Het springende punt voor de vaststelling van de huurprijs onder of boven de liberalisatiegrens ziet op de beslissing met betrekking tot de renovatiekosten. Zoals hiervoor overwogen wordt [eiser in conv] in de gelegenheid gesteld hierover nader bewijs bij te brengen.

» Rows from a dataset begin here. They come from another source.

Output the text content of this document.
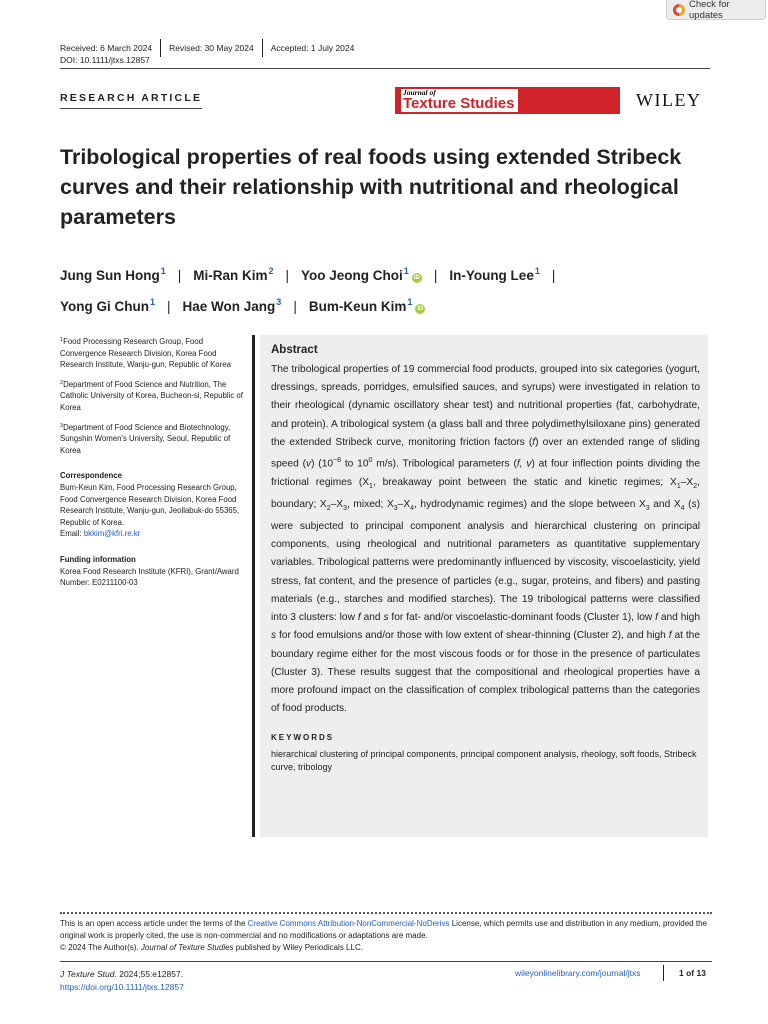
Check for updates
Received: 6 March 2024 Revised: 30 May 2024 Accepted: 1 July 2024
DOI: 10.1111/jtxs.12857
RESEARCH ARTICLE	Journal of
Texture Studies	WILEY
Tribological properties of real foods using extended Stribeck curves and their relationship with nutritional and rheological parameters
Jung Sun Hong$^1$ | Mi-Ran Kim$^2$ | Yoo Jeong Choi$^1$iD | In-Young Lee$^1$ |
Yong Gi Chun$^1$ | Hae Won Jang$^3$ | Bum-Keun Kim$^1$iD

$^1$Food Processing Research Group, Food Convergence Research Division, Korea Food Research Institute, Wanju-gun, Republic of Korea

$^2$Department of Food Science and Nutrition, The Catholic University of Korea, Bucheon-si, Republic of Korea

$^3$Department of Food Science and Biotechnology, Sungshin Women's University, Seoul, Republic of Korea

Correspondence
Bum-Keun Kim, Food Processing Research Group, Food Convergence Research Division, Korea Food Research Institute, Wanju-gun, Jeollabuk-do 55365, Republic of Korea.
Email: bkkim@kfri.re.kr

Funding information
Korea Food Research Institute (KFRI), Grant/Award Number: E0211100-03

Abstract

The tribological properties of 19 commercial food products, grouped into six categories (yogurt, dressings, spreads, porridges, emulsified sauces, and syrups) were investigated in relation to their rheological (dynamic oscillatory shear test) and nutritional properties (fat, carbohydrate, and protein). A tribological system (a glass ball and three polydimethylsiloxane pins) generated the extended Stribeck curve, monitoring friction factors (f) over an extended range of sliding speed (v) ($10^{-8}$ to $10^0$ m/s). Tribological parameters (f, v) at four inflection points dividing the frictional regimes ($X_1$, breakaway point between the static and kinetic regimes; $X_1-X_2$, boundary; $X_2-X_3$, mixed; $X_3-X_4$, hydrodynamic regimes) and the slope between $X_3$ and $X_4$ (s) were subjected to principal component analysis and hierarchical clustering on principal components, using rheological and nutritional parameters as quantitative supplementary variables. Tribological patterns were predominantly influenced by viscosity, viscoelasticity, yield stress, fat content, and the presence of particles (e.g., sugar, proteins, and fibers) and pasting materials (e.g., starches and modified starches). The 19 tribological patterns were classified into 3 clusters: low f and s for fat- and/or viscoelastic-dominant foods (Cluster 1), low f and high s for food emulsions and/or those with low extent of shear-thinning (Cluster 2), and high f at the boundary regime either for the most viscous foods or for those in the presence of particulates (Cluster 3). These results suggest that the compositional and rheological properties have a more profound impact on the classification of complex tribological patterns than the categories of food products.

KEYWORDS
hierarchical clustering of principal components, principal component analysis, rheology, soft foods, Stribeck curve, tribology
This is an open access article under the terms of the Creative Commons Attribution-NonCommercial-NoDerivs License, which permits use and distribution in any medium, provided the original work is properly cited, the use is non-commercial and no modifications or adaptations are made.
© 2024 The Author(s). Journal of Texture Studies published by Wiley Periodicals LLC.
J Texture Stud. 2024;55:e12857.
https://doi.org/10.1111/jtxs.12857
wileyonlinelibrary.com/journal/jtxs	1 of 13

De zaak wordt daarvoor naar de rol verwezen.
5.16.
Met betrekking tot de door [gedaagden in conv] aangevoerde gebreken acht de kantonrechter zich voldoende ingelicht.
5.17.
Iedere verdere beslissing wordt aangehouden.

6.De beslissing

De kantonrechter
in conventie
6.1.
stelt [eiser in conv] in de gelegenheid te bewijzen dat de als productie 14 ingebrachte facturen ten bedrage van € 48.988,32 enkel zien op de renovatie van de voorzijde van het pand aan [adres ] , zijnde de door [gedaagden in conv] gehuurde woning;
6.2.
bepaalt dat [eiser in conv] zich op de rolzitting van
28 maart 2025schriftelijk kan uitlaten over de vraag hoe hij het bewijs wil leveren;
6.3.
bepaalt dat, als [eiser in conv] bewijs wil leveren door middel van schriftelijke stukken, hij deze stukken op de hiervoor vermelde rolzitting over moet leggen;
6.4.
bepaalt dat [eiser in conv] , als hij bewijs door getuigen wil leveren, de naam en woonplaats van de te horen getuigen moet opgeven met de verhinderdata van hemzelf, zijn gemachtigde en de getuigen en zo mogelijk van de tegenpartij, waarna een dag voor het getuigenverhoor zal worden vastgesteld;
6.5.
bepaalt dat, als een getuigenverhoor wordt gehouden, beide partijen daarbij aanwezig moeten zijn om eventueel aansluitend aan het verhoor de zaak te bespreken en om te bekijken of een schikking mogelijk is;
in conventie en in reconventie
6.6.
houdt iedere verdere beslissing aan.
Dit vonnis is gewezen door de kantonrechter mr. M.J.C. van Leeuwen en in het openbaar uitgesproken op 7 maart 2025.